Wilders (left) during the final debate of election.

Dutch leader Geert Wilders has abandoned three controversial anti-Islamic legislative proposals that critics have deemed unconstitutional, as his Party for Freedom (PVV) continued negotiations to form a governing coalition, Russian TV netwrok RT reported quoting PVV statement.

One of the contentious bills, initially proposed in 2018, sought to ban “Islamic expressions,” denouncing the religion as a “violent, totalitarian ideology.” Specifically, it would have prohibited mosques, the Quran, Islamic schools, and the wearing of veils, including burqas and niqabs.

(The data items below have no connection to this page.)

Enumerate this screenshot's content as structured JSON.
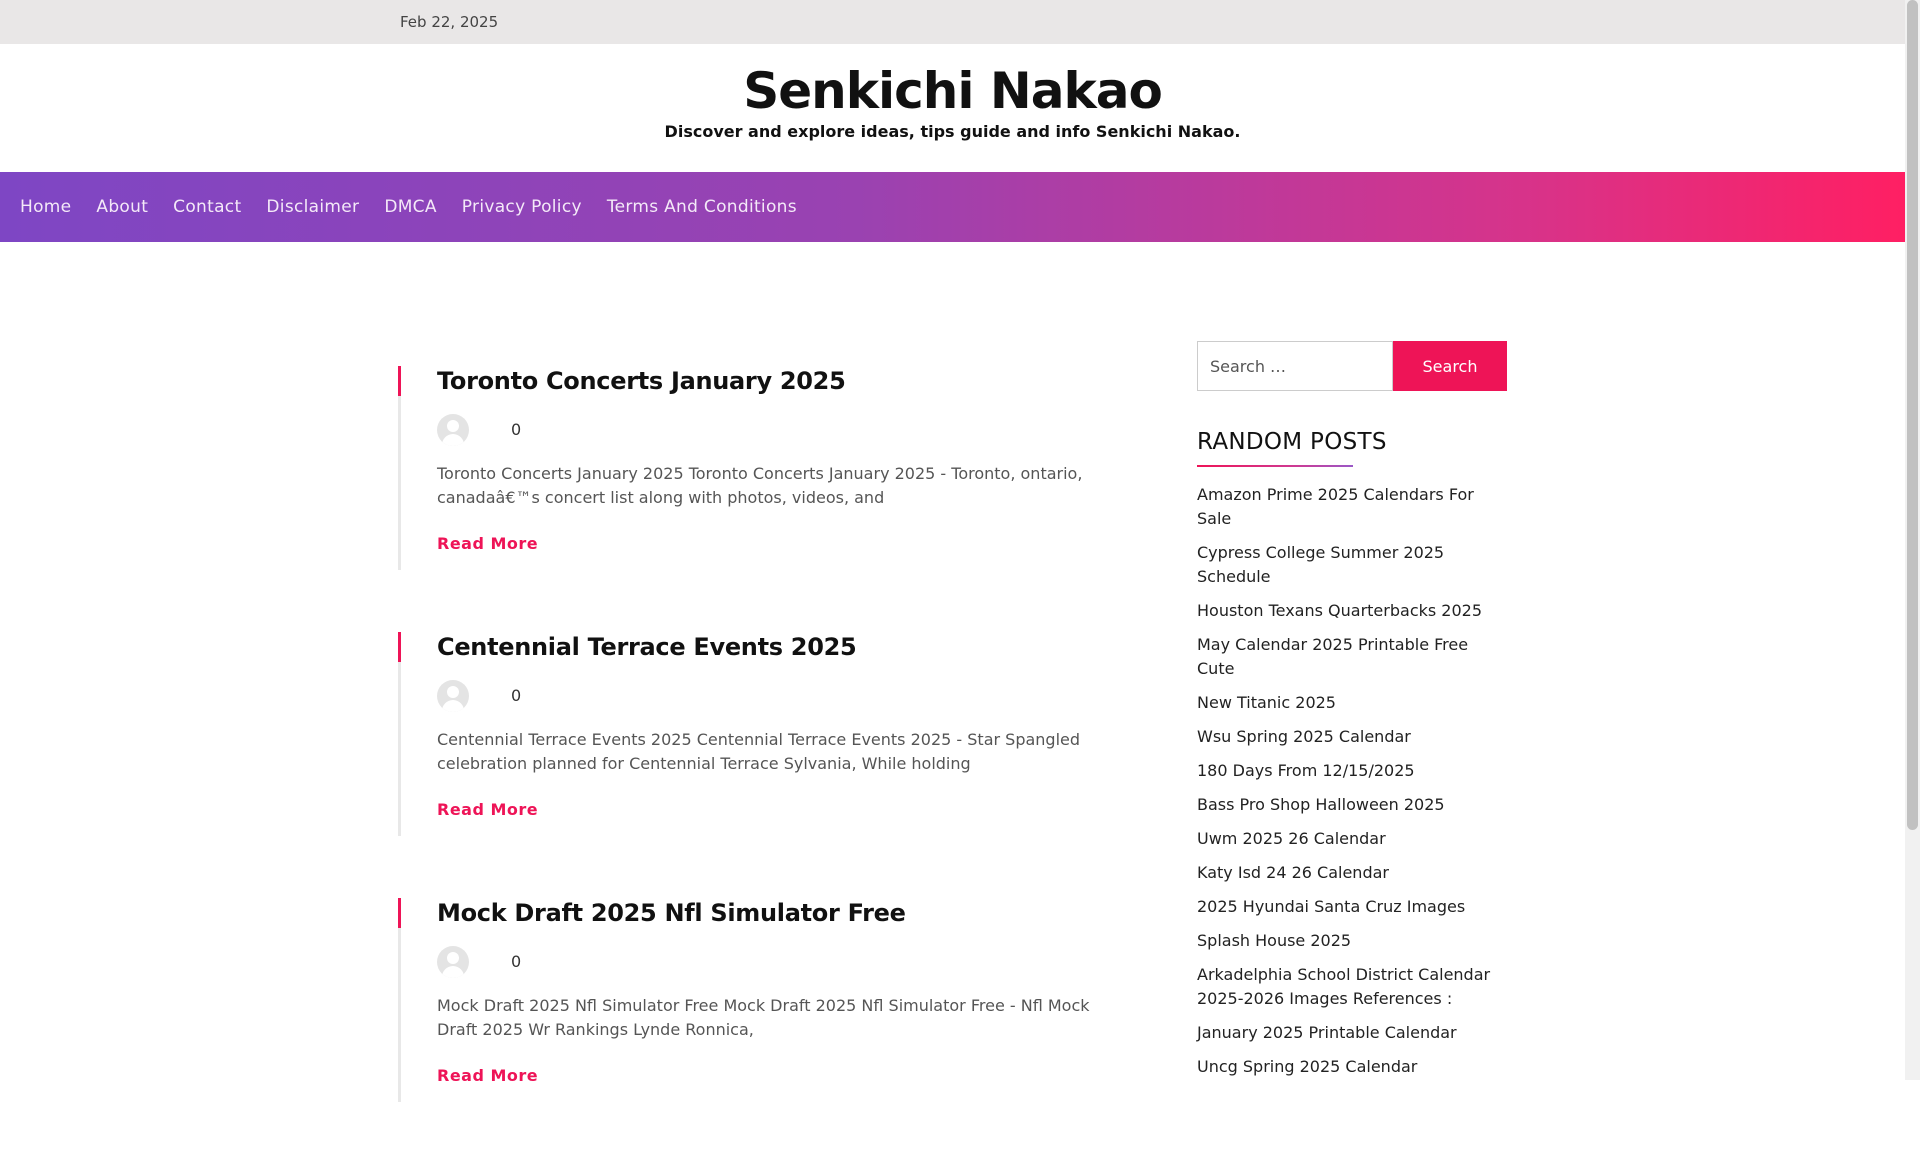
{
  "topbar": {
    "date": "Feb 22, 2025"
  },
  "header": {
    "title": "Senkichi Nakao",
    "tagline": "Discover and explore ideas, tips guide and info Senkichi Nakao."
  },
  "nav": {
    "items": [
      "Home",
      "About",
      "Contact",
      "Disclaimer",
      "DMCA",
      "Privacy Policy",
      "Terms And Conditions"
    ]
  },
  "posts": [
    {
      "title": "Toronto Concerts January 2025",
      "comments": "0",
      "excerpt": "Toronto Concerts January 2025 Toronto Concerts January 2025 - Toronto, ontario, canadaâ€™s concert list along with photos, videos, and",
      "read_more": "Read More"
    },
    {
      "title": "Centennial Terrace Events 2025",
      "comments": "0",
      "excerpt": "Centennial Terrace Events 2025 Centennial Terrace Events 2025 - Star Spangled celebration planned for Centennial Terrace Sylvania, While holding",
      "read_more": "Read More"
    },
    {
      "title": "Mock Draft 2025 Nfl Simulator Free",
      "comments": "0",
      "excerpt": "Mock Draft 2025 Nfl Simulator Free Mock Draft 2025 Nfl Simulator Free - Nfl Mock Draft 2025 Wr Rankings Lynde Ronnica,",
      "read_more": "Read More"
    }
  ],
  "sidebar": {
    "search_placeholder": "Search …",
    "search_button": "Search",
    "random_posts_title": "RANDOM POSTS",
    "random_posts": [
      "Amazon Prime 2025 Calendars For Sale",
      "Cypress College Summer 2025 Schedule",
      "Houston Texans Quarterbacks 2025",
      "May Calendar 2025 Printable Free Cute",
      "New Titanic 2025",
      "Wsu Spring 2025 Calendar",
      "180 Days From 12/15/2025",
      "Bass Pro Shop Halloween 2025",
      "Uwm 2025 26 Calendar",
      "Katy Isd 24 26 Calendar",
      "2025 Hyundai Santa Cruz Images",
      "Splash House 2025",
      "Arkadelphia School District Calendar 2025-2026 Images References :",
      "January 2025 Printable Calendar",
      "Uncg Spring 2025 Calendar"
    ]
  },
  "colors": {
    "accent": "#ee1457",
    "nav_start": "#7e46c4",
    "nav_end": "#ff1f63"
  }
}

The Council of State, a legislative watchdog, condemned the bill in 2019, declaring that it was “not compatible with the core elements of the democratic constitutional state, elements that the initiators intend to protect” and advising Wilders to discard it.

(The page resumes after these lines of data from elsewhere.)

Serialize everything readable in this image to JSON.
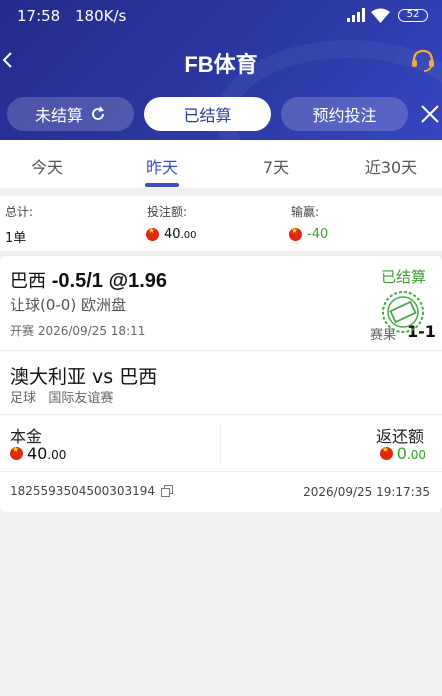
{
  "status_bar": {
    "time": "17:58",
    "speed": "180K/s",
    "battery": "52"
  },
  "header": {
    "title": "FB体育"
  },
  "tabs": [
    {
      "label": "未结算"
    },
    {
      "label": "已结算"
    },
    {
      "label": "预约投注"
    }
  ],
  "date_tabs": [
    {
      "label": "今天"
    },
    {
      "label": "昨天",
      "active": true
    },
    {
      "label": "7天"
    },
    {
      "label": "近30天"
    }
  ],
  "summary": {
    "total_label": "总计:",
    "total_value": "1单",
    "stake_label": "投注额:",
    "stake_int": "40",
    "stake_dec": ".00",
    "win_label": "输赢:",
    "win_value": "-40"
  },
  "bet": {
    "team": "巴西",
    "line": "-0.5/1",
    "odds": "@1.96",
    "status": "已结算",
    "market": "让球(0-0) 欧洲盘",
    "kickoff": "开赛 2026/09/25 18:11",
    "result_label": "赛果",
    "result_score": "1-1",
    "match": "澳大利亚 vs 巴西",
    "sport": "足球",
    "league": "国际友谊赛",
    "principal_label": "本金",
    "principal_int": "40",
    "principal_dec": ".00",
    "return_label": "返还额",
    "return_int": "0",
    "return_dec": ".00",
    "order_no": "1825593504500303194",
    "order_time": "2026/09/25 19:17:35"
  },
  "colors": {
    "accent": "#3b50c8",
    "header": "#2d3aa6",
    "green": "#3aa12c"
  }
}
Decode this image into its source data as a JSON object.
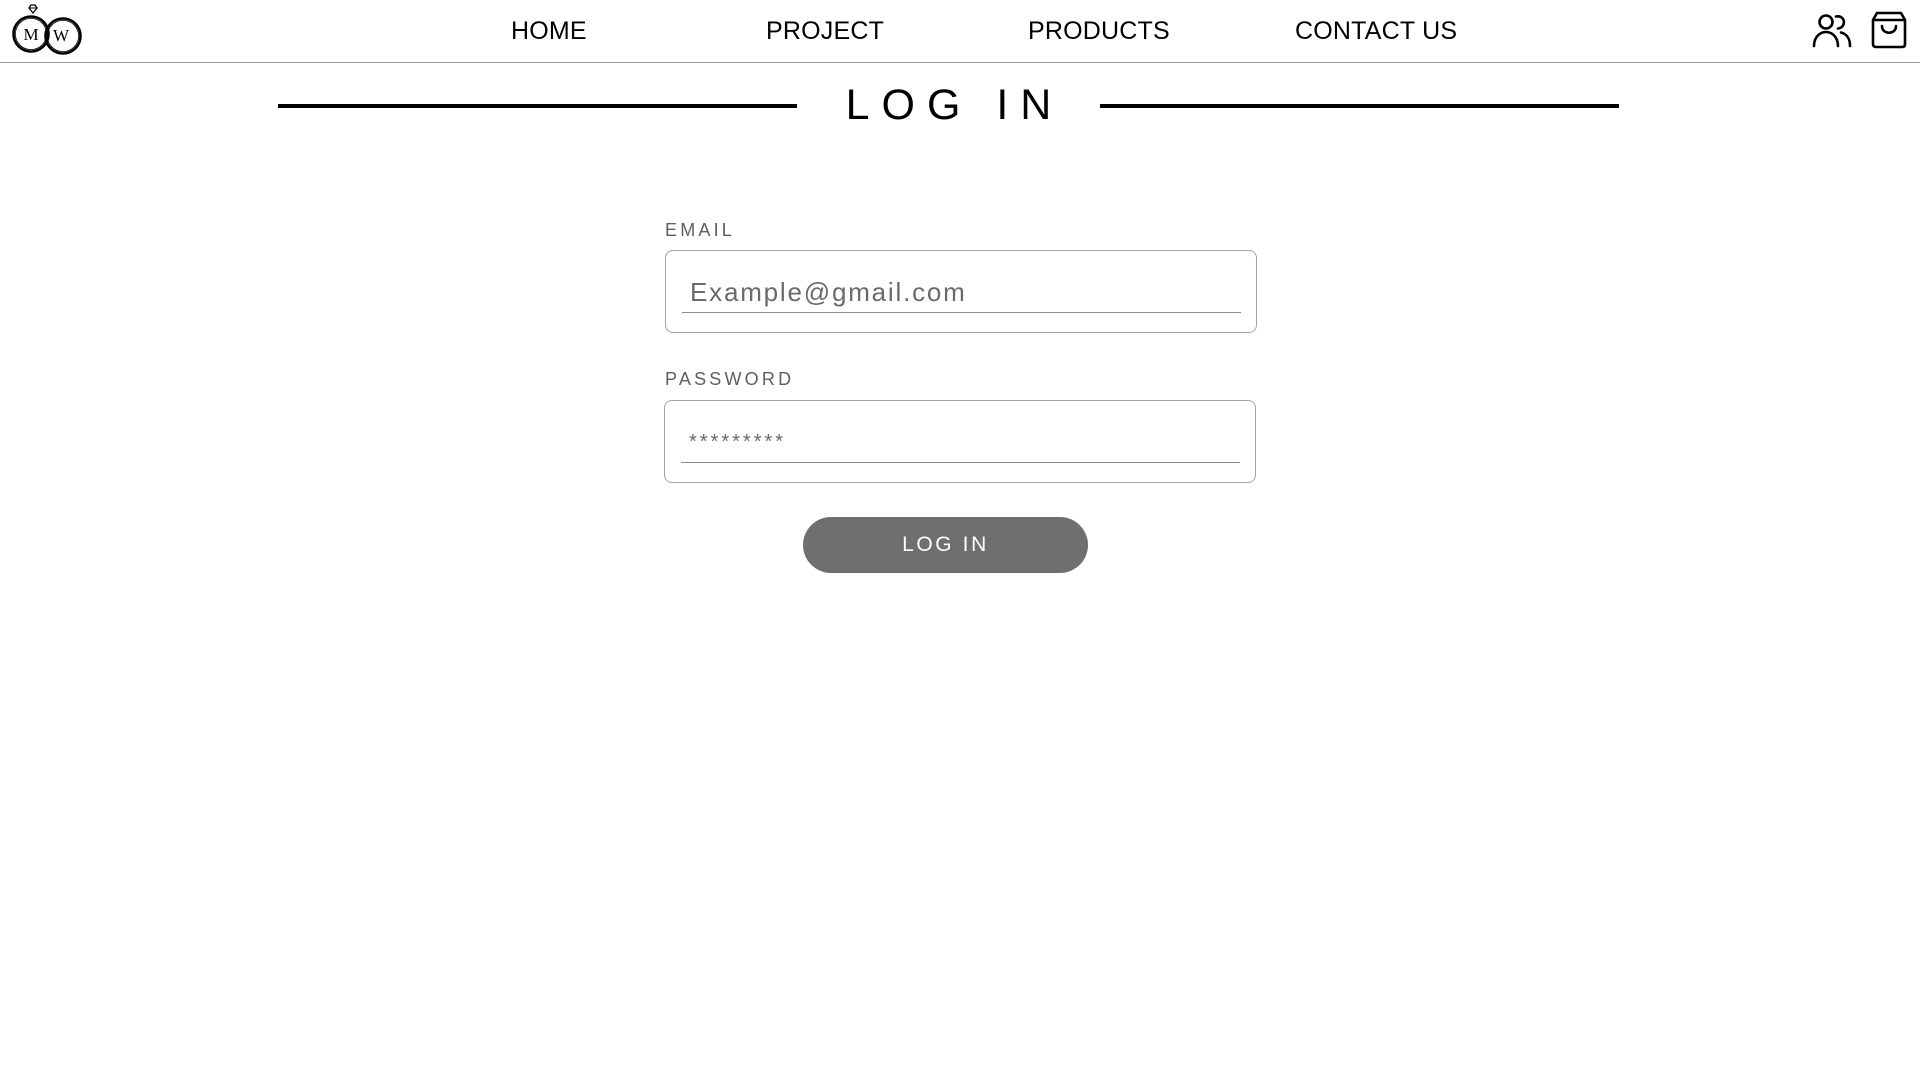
{
  "brand": {
    "logo_letters": [
      "M",
      "W"
    ]
  },
  "nav": {
    "items": [
      {
        "label": "HOME"
      },
      {
        "label": "PROJECT"
      },
      {
        "label": "PRODUCTS"
      },
      {
        "label": "CONTACT US"
      }
    ]
  },
  "header_icons": {
    "account": "users-icon",
    "cart": "shopping-bag-icon"
  },
  "page": {
    "title": "LOG IN"
  },
  "form": {
    "email": {
      "label": "EMAIL",
      "value": "",
      "placeholder": "Example@gmail.com"
    },
    "password": {
      "label": "PASSWORD",
      "value": "",
      "placeholder": "*********"
    },
    "submit_label": "LOG IN"
  },
  "colors": {
    "button_background": "#6f6f6f",
    "button_text": "#ffffff",
    "label_text": "#5f5f5f",
    "field_border": "#a3a3a3",
    "title_rule": "#000000"
  }
}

Wilders, whose party defied expectations by winning a parliamentary plurality in November’s elections, did not directly comment on the withdrawal of the legislation on Monday. However, he did suggest last year during a parliamentary debate following his ballot-box victory that his infamously anti-Islamic stance was not inflexible.

“Sometimes I will have to withdraw proposals and I will do that,” the politician said, promising to “show the Netherlands, the legislature, [New Social Contract leader Pieter] Omtzigt’s party — anybody who wants to hear it – that we will adapt our rules to the constitution and bring our proposals in line with it.” 

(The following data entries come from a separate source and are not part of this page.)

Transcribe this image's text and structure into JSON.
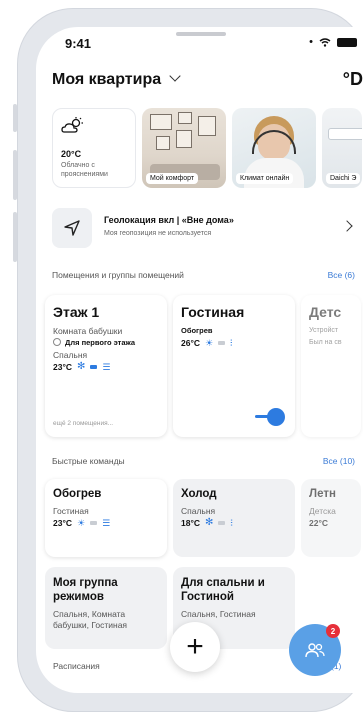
{
  "status_bar": {
    "time": "9:41"
  },
  "header": {
    "title": "Моя квартира",
    "brand": "°D"
  },
  "stories": {
    "weather": {
      "temp": "20°C",
      "desc": "Облачно с прояснениями"
    },
    "items": [
      "Мой комфорт",
      "Климат онлайн",
      "Daichi Э"
    ]
  },
  "geo": {
    "title": "Геолокация вкл | «Вне дома»",
    "subtitle": "Моя геопозиция не используется"
  },
  "rooms_section": {
    "title": "Помещения и группы помещений",
    "all": "Все (6)",
    "cards": [
      {
        "name": "Этаж 1",
        "line1": "Комната бабушки",
        "schedule": "Для первого этажа",
        "line2": "Спальня",
        "temp": "23°C",
        "more": "ещё 2 помещения..."
      },
      {
        "name": "Гостиная",
        "mode": "Обогрев",
        "temp": "26°C"
      },
      {
        "name": "Детс",
        "line1": "Устройст",
        "line2": "Был на св"
      }
    ]
  },
  "commands_section": {
    "title": "Быстрые команды",
    "all": "Все (10)",
    "cards": [
      {
        "name": "Обогрев",
        "room": "Гостиная",
        "temp": "23°C"
      },
      {
        "name": "Холод",
        "room": "Спальня",
        "temp": "18°C"
      },
      {
        "name": "Летн",
        "room": "Детска",
        "temp": "22°C"
      }
    ],
    "groups": [
      {
        "name": "Моя группа режимов",
        "rooms": "Спальня, Комната бабушки, Гостиная"
      },
      {
        "name": "Для спальни и Гостиной",
        "rooms": "Спальня, Гостиная"
      }
    ]
  },
  "schedules": {
    "title": "Расписания",
    "count": "(1)"
  },
  "fab": {
    "add": "+",
    "badge": "2"
  },
  "colors": {
    "accent": "#2d7be0",
    "badge": "#e6303a",
    "fab_users": "#5aa0e6"
  }
}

Wilders made several similar comments ahead of and after the election, promising to put his anti-Muslim policies “in the refrigerator” to broaden his appeal, vowing to become a leader for all Dutch people “regardless of what you believe or what your background is.” 

Omtzigt, who ran on a center-right reformist platform, has previously voiced concern that Wilders’ anti-Islamic crusade could violate the Dutch Constitution. However, his New Social Contract party has not ruled out participating in a governing coalition with the PVV, which won 37 of the 150 seats in the lower house of parliament in November and must partner with rivals controlling another 39 seats in order to assemble a guaranteed majority.